The last block of code loads in the previous .csv files "National_Train_Growth_One" and "National_Test_Growth_One" that contain the stored forecasted values. The storage files are then augmented to include the predicted values from the current algorithm in order to estimate the forecast combinations, produce the final "top performing" model plots, and carry out the final comparison tests for predictive accuracy.

In [None]:
# Load Forecast Tables: 
train_forecasts = read_csv('National_Train_Growth_One.csv', header = 0, index_col = 0, parse_dates = True)

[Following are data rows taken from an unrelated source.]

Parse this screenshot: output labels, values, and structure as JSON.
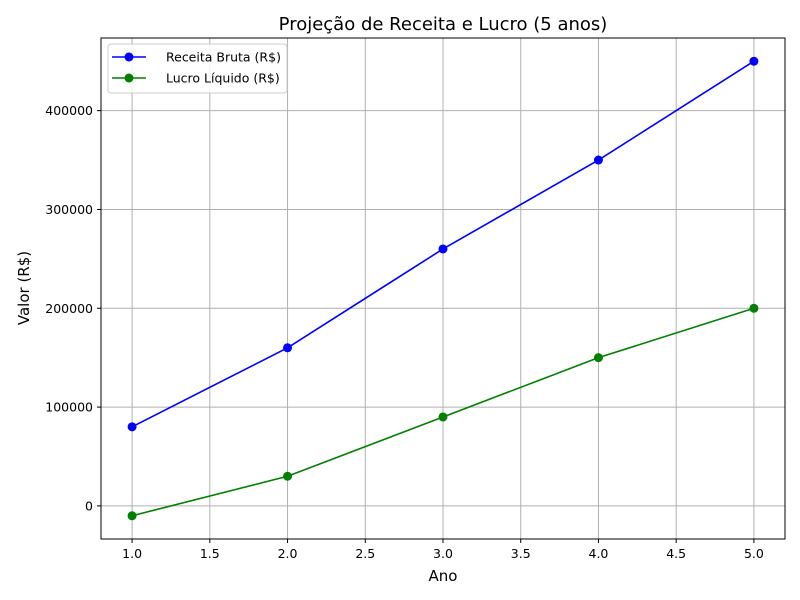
{
  "chart_data": {
    "type": "line",
    "title": "Projeção de Receita e Lucro (5 anos)",
    "xlabel": "Ano",
    "ylabel": "Valor (R$)",
    "x": [
      1,
      2,
      3,
      4,
      5
    ],
    "xlim": [
      0.8,
      5.2
    ],
    "ylim": [
      -33500,
      473500
    ],
    "xticks": [
      1.0,
      1.5,
      2.0,
      2.5,
      3.0,
      3.5,
      4.0,
      4.5,
      5.0
    ],
    "xtick_labels": [
      "1.0",
      "1.5",
      "2.0",
      "2.5",
      "3.0",
      "3.5",
      "4.0",
      "4.5",
      "5.0"
    ],
    "yticks": [
      0,
      100000,
      200000,
      300000,
      400000
    ],
    "ytick_labels": [
      "0",
      "100000",
      "200000",
      "300000",
      "400000"
    ],
    "grid": true,
    "legend_position": "top-left",
    "series": [
      {
        "name": "Receita Bruta (R$)",
        "color": "#0000ff",
        "marker": "circle",
        "values": [
          80000,
          160000,
          260000,
          350000,
          450000
        ]
      },
      {
        "name": "Lucro Líquido (R$)",
        "color": "#008000",
        "marker": "circle",
        "values": [
          -10000,
          30000,
          90000,
          150000,
          200000
        ]
      }
    ]
  }
}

train_forecasts.index = pd.DatetimeIndex(train_forecasts.index.values, freq = "MS")
test_forecasts = read_csv('National_Test_Growth_One.csv', header = 0, index_col = 0, parse_dates = True)
test_forecasts.index = pd.DatetimeIndex(test_forecasts.index.values, freq = "MS")
# Add New Forecast Model:
train_forecasts['RW_Drift'] = train_pred
test_forecasts['RW_Drift'] = test_pred
# Save Forecast:
pd.DataFrame(train_forecasts).to_csv('National_Train_Growth_One.csv')
pd.DataFrame(test_forecasts).to_csv('National_Test_Growth_One.csv')